Artur VAGANOV

Classification: Mass murderer
Characteristics: Sergeant of the Russian peacekeeping force
Number of victims: 10
Date of murder: June 2, 1997
Date of birth: 1955
Victims profile: Ten sleeping soldiers
Method of murder: Shooting
Location: Abkhazia, Georgia
Status: Committed suicide the same day

June 1997: Sgt. Artur Vaganov shot and killed ten sleeping soldiers in a breakaway region of Abkhazia in the former Soviet republic of Georgia. He then turned the gun on himself.

Sgt. Artur Vaganov (10)

On June 2, 1997, Sgt. Vaganov, a mentally unstable Russian soldier in a unit posted in the breakaway region of Abkhazia in the former Soviet republic of Georgia, shot and killed 10 sleeping comrades and wounded three others before turning his gun on himself.

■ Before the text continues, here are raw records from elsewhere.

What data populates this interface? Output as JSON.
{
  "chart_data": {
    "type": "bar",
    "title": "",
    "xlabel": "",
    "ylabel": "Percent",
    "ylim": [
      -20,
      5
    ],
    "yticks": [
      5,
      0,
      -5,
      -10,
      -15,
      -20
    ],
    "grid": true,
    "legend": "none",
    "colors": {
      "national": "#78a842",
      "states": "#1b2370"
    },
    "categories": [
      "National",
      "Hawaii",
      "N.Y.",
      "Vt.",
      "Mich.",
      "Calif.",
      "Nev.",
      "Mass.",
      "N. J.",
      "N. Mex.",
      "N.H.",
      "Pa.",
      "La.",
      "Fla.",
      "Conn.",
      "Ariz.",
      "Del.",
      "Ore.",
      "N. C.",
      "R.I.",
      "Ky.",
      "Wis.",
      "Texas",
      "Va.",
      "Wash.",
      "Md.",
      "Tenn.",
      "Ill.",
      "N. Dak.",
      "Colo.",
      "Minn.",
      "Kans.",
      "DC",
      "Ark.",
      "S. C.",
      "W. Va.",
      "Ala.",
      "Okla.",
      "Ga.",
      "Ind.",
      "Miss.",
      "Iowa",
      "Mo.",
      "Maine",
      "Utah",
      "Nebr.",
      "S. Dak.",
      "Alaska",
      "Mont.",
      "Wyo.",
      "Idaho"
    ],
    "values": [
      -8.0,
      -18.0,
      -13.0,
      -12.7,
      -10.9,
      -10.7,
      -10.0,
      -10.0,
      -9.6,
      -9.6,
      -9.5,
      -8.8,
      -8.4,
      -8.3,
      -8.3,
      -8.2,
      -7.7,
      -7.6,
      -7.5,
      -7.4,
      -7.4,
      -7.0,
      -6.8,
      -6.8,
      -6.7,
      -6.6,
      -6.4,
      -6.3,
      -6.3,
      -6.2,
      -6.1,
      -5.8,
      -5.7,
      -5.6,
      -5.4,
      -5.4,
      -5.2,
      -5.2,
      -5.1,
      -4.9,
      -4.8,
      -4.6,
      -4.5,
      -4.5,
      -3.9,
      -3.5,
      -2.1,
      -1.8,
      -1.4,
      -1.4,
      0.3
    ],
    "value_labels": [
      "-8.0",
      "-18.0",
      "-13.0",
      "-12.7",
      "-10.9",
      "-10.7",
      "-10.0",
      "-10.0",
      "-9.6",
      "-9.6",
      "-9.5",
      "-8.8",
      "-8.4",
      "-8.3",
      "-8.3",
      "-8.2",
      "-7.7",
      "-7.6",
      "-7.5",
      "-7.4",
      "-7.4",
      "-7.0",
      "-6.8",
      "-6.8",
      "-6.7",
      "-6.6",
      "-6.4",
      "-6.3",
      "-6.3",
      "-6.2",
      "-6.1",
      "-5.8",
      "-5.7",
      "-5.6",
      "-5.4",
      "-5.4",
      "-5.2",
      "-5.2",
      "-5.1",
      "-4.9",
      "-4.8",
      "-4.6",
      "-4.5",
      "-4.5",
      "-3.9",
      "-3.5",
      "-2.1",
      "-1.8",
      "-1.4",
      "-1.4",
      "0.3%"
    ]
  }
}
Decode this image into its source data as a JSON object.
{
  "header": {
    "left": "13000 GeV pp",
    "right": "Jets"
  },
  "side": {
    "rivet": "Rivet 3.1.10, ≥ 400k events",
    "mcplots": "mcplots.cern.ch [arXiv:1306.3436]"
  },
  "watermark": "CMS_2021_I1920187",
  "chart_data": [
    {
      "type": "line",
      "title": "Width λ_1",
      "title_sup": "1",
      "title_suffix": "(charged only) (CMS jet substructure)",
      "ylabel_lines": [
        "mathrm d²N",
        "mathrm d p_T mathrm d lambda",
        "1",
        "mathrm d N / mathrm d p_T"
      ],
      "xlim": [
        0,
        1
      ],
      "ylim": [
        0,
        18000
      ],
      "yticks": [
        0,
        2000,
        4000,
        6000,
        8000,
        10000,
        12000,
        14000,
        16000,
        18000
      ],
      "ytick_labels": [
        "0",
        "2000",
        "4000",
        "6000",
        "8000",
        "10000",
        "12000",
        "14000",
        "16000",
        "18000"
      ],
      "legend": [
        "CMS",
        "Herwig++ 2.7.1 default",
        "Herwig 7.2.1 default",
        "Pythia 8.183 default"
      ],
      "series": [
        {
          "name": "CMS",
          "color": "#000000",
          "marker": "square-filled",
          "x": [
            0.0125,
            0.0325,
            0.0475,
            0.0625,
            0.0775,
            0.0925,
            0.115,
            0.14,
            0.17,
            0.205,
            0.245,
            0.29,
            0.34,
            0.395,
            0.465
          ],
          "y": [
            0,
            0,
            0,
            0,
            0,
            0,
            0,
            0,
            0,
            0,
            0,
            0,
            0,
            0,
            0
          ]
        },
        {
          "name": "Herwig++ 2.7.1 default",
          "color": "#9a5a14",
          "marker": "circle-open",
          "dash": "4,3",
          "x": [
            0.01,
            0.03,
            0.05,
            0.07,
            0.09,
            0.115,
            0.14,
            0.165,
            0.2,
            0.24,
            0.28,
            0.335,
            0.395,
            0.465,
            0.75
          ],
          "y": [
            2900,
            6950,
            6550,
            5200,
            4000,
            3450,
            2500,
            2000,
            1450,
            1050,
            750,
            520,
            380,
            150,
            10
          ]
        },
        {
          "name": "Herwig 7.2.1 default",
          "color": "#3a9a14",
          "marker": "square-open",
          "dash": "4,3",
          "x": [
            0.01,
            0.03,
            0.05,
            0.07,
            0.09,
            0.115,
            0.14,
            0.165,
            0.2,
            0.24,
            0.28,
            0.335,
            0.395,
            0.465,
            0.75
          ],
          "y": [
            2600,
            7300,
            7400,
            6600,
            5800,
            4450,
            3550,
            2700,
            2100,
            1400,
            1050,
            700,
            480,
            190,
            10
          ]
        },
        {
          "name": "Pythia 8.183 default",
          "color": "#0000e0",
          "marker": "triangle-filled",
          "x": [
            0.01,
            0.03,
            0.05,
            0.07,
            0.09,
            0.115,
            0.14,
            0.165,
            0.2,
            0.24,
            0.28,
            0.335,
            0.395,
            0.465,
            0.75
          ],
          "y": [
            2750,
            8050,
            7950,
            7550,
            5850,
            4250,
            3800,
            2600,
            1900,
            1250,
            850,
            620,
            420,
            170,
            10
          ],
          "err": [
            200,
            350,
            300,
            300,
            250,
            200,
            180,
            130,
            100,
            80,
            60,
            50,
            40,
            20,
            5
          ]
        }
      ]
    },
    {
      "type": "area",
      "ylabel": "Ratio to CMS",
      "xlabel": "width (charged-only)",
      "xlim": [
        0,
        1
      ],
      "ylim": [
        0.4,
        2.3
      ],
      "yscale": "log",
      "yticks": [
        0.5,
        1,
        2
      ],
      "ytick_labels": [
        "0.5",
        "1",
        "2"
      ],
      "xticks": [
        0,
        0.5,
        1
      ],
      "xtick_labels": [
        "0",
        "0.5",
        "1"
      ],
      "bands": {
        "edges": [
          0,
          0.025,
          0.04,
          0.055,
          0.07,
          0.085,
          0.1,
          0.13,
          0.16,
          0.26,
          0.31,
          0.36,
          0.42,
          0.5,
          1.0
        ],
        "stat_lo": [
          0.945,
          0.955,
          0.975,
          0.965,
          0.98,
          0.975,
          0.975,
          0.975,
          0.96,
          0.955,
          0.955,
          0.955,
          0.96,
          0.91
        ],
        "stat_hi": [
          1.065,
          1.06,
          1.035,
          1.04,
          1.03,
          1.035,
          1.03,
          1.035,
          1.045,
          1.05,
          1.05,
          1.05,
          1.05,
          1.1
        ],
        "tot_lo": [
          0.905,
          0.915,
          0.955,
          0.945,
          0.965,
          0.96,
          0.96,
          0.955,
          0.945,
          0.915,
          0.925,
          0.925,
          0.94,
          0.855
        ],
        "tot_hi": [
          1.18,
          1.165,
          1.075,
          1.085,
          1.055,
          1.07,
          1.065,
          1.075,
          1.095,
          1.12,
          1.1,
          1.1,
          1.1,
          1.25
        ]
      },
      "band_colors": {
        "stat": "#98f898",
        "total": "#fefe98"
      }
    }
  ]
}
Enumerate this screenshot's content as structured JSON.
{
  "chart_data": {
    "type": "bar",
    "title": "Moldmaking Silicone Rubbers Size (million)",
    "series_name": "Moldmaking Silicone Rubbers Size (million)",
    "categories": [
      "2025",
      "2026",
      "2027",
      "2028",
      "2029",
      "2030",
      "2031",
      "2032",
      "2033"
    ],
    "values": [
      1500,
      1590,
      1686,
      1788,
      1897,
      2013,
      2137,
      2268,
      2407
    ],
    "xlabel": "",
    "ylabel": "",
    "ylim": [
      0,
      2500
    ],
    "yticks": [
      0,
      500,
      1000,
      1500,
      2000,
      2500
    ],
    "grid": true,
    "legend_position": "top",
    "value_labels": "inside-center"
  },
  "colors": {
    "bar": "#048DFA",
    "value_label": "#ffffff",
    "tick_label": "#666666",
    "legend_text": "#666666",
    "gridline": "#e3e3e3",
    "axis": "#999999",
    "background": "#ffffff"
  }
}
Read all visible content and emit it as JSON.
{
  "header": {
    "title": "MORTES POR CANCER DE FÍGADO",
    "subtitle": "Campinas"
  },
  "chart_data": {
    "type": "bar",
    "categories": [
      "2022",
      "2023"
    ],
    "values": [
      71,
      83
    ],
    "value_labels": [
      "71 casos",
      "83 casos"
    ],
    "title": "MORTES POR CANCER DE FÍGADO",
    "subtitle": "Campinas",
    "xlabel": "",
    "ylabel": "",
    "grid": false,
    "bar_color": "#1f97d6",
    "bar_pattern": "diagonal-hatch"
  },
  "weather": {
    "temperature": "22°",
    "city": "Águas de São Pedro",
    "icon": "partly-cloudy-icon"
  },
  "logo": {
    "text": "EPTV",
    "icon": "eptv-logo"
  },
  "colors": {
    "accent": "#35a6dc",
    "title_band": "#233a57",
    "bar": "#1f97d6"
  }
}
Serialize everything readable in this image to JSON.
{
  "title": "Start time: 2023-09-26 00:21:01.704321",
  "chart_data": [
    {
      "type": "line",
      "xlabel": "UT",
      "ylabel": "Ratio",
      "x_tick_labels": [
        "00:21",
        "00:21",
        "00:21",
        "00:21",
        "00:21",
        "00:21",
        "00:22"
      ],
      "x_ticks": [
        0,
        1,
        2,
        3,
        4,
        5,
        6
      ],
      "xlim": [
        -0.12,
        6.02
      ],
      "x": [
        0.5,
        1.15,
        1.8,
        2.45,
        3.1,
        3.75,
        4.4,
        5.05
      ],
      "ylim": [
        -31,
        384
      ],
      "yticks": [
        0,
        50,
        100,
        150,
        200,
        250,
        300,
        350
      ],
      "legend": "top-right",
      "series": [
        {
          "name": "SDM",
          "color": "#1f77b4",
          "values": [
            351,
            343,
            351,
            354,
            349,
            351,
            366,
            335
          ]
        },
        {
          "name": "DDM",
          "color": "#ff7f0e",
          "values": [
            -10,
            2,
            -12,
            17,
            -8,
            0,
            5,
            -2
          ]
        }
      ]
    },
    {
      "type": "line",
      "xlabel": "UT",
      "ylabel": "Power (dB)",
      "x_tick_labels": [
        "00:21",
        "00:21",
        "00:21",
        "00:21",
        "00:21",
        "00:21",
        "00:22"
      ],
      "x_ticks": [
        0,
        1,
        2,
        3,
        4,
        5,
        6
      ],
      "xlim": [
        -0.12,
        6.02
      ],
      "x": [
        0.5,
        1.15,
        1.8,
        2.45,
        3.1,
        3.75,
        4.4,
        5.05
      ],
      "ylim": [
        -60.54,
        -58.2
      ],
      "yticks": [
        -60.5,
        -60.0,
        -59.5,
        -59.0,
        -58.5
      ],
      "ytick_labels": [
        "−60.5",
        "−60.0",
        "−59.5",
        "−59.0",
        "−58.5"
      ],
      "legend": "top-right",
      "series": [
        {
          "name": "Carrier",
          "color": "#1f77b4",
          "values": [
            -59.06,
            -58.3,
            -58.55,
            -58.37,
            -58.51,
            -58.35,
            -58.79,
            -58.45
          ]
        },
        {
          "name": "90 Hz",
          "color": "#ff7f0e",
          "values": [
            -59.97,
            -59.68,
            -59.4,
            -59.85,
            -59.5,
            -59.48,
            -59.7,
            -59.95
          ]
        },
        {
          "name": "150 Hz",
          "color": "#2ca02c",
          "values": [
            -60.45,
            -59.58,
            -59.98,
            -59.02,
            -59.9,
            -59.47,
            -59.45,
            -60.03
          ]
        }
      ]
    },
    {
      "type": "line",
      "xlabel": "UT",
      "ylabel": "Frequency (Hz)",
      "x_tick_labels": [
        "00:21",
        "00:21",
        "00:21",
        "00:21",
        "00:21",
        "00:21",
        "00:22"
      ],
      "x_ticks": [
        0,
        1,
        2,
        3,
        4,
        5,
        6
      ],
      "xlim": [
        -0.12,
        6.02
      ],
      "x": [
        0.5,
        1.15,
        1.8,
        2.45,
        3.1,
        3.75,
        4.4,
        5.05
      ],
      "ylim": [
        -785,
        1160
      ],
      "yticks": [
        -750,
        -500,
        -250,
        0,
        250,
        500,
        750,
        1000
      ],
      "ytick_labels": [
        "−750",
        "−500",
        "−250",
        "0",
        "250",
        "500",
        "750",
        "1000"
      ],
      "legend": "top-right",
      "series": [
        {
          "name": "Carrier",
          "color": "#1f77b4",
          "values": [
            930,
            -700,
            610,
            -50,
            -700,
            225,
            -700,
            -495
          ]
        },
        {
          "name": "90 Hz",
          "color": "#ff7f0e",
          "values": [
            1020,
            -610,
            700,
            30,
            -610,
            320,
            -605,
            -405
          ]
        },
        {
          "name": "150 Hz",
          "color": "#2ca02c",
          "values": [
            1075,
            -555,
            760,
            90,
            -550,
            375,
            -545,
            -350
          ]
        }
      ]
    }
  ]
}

Lt. Gen. Dolia Babenkov told the Interfax news agency that Vaganov -- who was probalby drunk or pissed off about a hazing -- had "prepared for the murder beforehand, disabling the weapons" of his fellow conscripts. "He wanted to kill all the 19 men on duty at the 203rd post."

The rampage was similar to several other incidents in recent years that have plagued the Russian military. A week earlier, Pvt. Yevgeny Gorbunov ran amok outside a military store in the Chita region of Siberia killing five fellow soldiers and an officer. The Russian Committee of Soldiers' Mothers, which defends the rights of conscripts, says the army is suffering an epidemic of soldiers driven to murder by low morale, bullying and ill-treatment from superiors.


Artur Vaganov

The Moscow Times

June 5, 1997

GALI, Abkhazia -- One night in June at a lonely Russian post in the small village of Sida, Sergeant Artur Vaganov, 22, of the Russian peacekeeping force here, woke up to commit mass murder.

Very deliberately, he cut the post's communications, gathered together all the weapons and opened fire on his fellow soldiers as they slept in their bunks. He shot dead 10 men and wounded three more before killing himself. The building was still awash with blood the next day, eyewitnesses said.